Fig. S4. cXEN cells are extra-embryonic endoderm committed. Two hundred wild-type mESCs were aggregated with a single UbiC::dTomato mESC or cXEN cell or a single CAG::GFP XEN cell. Embryoid bodies were generated using the hanging drop technique. After 5 days, embryoid bodies were collected, stained with Hoechst nuclear dye (blue) and imaged on a confocal microscope. The contribution of the fluorescently labeled cells to the interior and/or periphery of chimera embryoid bodies was quantified (supplementary material Table S10). Representative magnification confocal projections are shown.
Fig. S5. cXEN cell derivation from transgenic reporter cell lines. mESCs robustly express CAG::H2B-GFP in the nucleus of all cells, whereas cXEN cells have downregulated this expression, suggesting the silencing of the locus or the silencing of the CAG promoter. We repeated the cXEN protocol with CAG::YFP mESCs (data not shown) and saw a similar effect of silencing once the cXEN cell lines were established, suggesting that the CAG promoter is repressed in established cXEN cell lines. Afp::GFP mESCs express few Afp::GFP-high cells in cXEN cell derivation conditions. PdgfraH2B-GFP/+ mESCs were differentiated into cXEN cell lines that express high H2B-GFP. cXEN cell lines could not be established from PdgfraH2B-GFP/H2B-GFP mutant mESCs, which suggests an essential function for Pdgfra in cXEN cell derivation.
Fig. S6. BMP4 treatment induces VE differentiation of cXEN cells. (A) Afp::GFP cXEN cells were treated with 50 µg/ml BMP4 for 9-12 days. The BMP4 treated cells upregulate Afp::GFP expression and grow as epithelialized colonies. (B) Afp::GFP-high cells following 50 µg/ml BMP4 were enriched by manually picking prior to quantitative RT-PCR analysis. Gene expression was normalized to Gapdh and reflected as a relative expression (log scale) compared with the expression in untreated embryo-derived XEN and cXEN cells (=1). Data shown are the mean of the relative expression ± s.e.m. of four technical replicates. The red dashed line indicates 1.5-fold difference.

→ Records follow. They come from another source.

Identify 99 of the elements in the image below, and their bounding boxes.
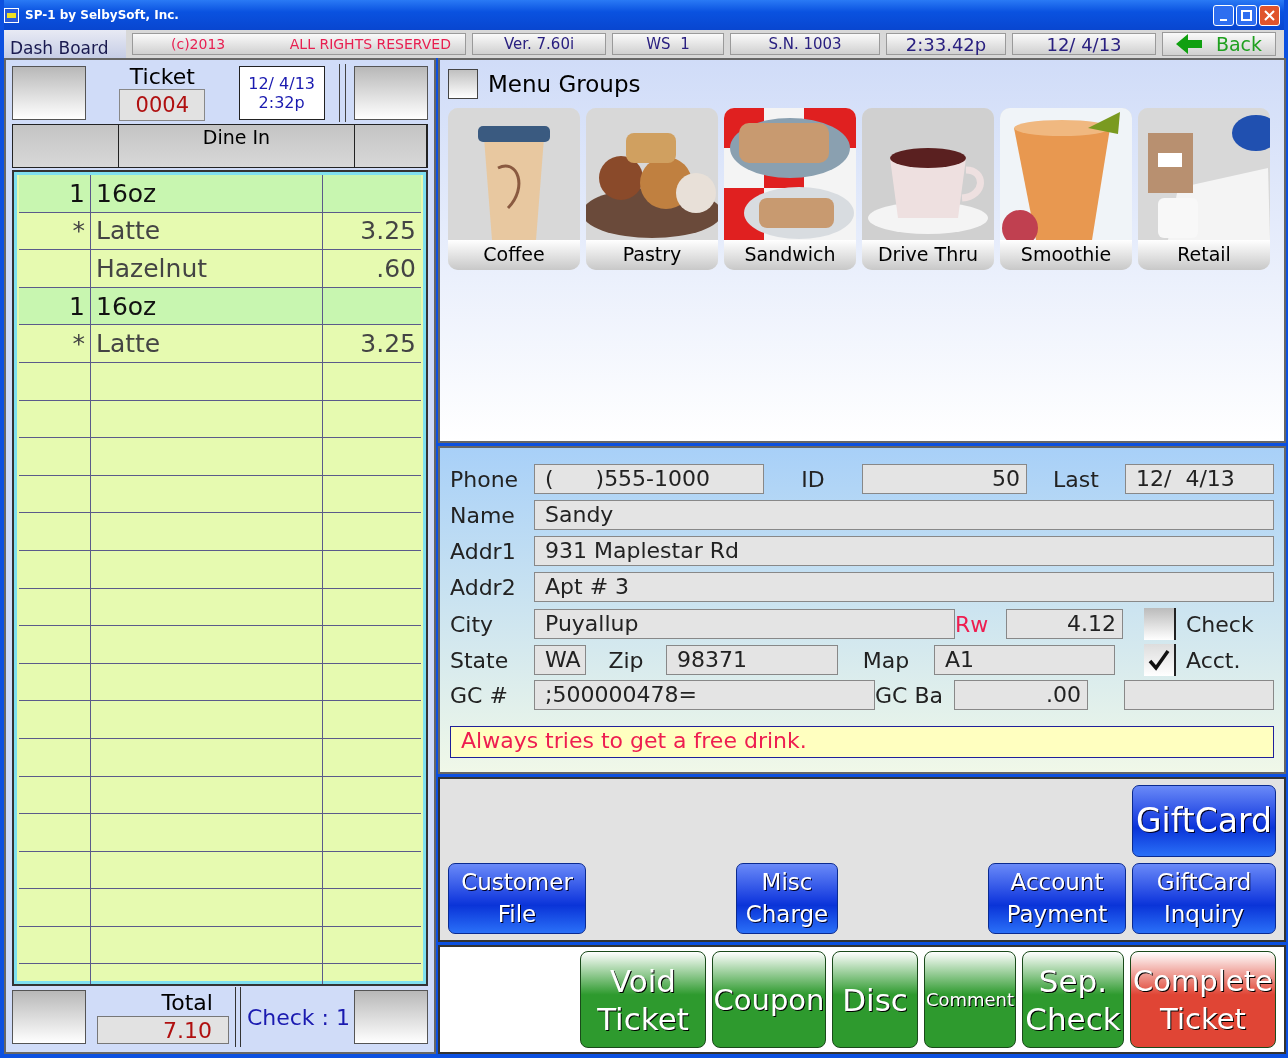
field-label: Acct. [1186,647,1242,673]
close-icon [1264,9,1275,21]
field-label: Addr1 [450,538,517,564]
item-name: Hazelnut [96,254,208,283]
item-row[interactable]: 1 16oz [19,175,421,213]
field-label: Name [450,502,516,528]
minimize-button[interactable] [1213,4,1234,26]
item-row[interactable]: * Latte 3.25 [19,325,421,363]
minimize-icon [1220,18,1227,21]
text-field[interactable]: A1 [934,645,1115,675]
item-quantity: 1 [69,178,85,208]
blank-button[interactable] [354,990,428,1044]
menu-group-tile[interactable]: Smoothie [1000,108,1132,270]
total-label: Total [161,990,213,1016]
item-row[interactable]: * Latte 3.25 [19,212,421,251]
field-label: City [450,611,495,637]
field-label: Last [1052,466,1100,492]
maximize-button[interactable] [1236,4,1257,26]
ticket-date: 12/ 4/13 [248,74,315,93]
text-field[interactable]: ( )555-1000 [534,464,764,494]
field-label: ID [800,466,826,492]
ticket-label: Ticket [129,65,195,89]
text-field[interactable]: 50 [862,464,1027,494]
text-field[interactable] [1124,680,1274,710]
order-type-header: Dine In [119,125,355,167]
close-button[interactable] [1259,4,1280,26]
function-button[interactable]: GiftCard [1132,785,1276,857]
function-button[interactable]: Misc Charge [736,862,838,934]
field-label: Phone [450,466,520,492]
window-title: SP-1 by SelbySoft, Inc. [25,8,180,22]
text-field[interactable]: Puyallup [534,609,955,639]
arrow-icon [1175,34,1202,54]
field-label: GC Ba [875,682,944,708]
action-button[interactable]: Coupon [712,951,826,1048]
text-field[interactable]: Sandy [534,500,1274,530]
date-label: 12/ 4/13 [1012,33,1156,55]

Fig. S7. Molecular characterization of pluripotent stem cell lines. (A) Alkaline phosphatase staining of mESCs maintained in LIF and serum or Erk- and Gsk3-inhibitors (2i) and EpiSCs maintained in FGF2 and Activin. (B) Quantitative RT-PCR analysis of pluripotent stem cells. Gene expression is normalized to Gapdh and reflected as a relative expression (log scale) compared with mESCs maintained in serum and LIF (=1). Data shown are the mean of the relative expression ±s.e.m. of two or three biological replicates. *P<0.05; **P<0.01; ***P<0.001.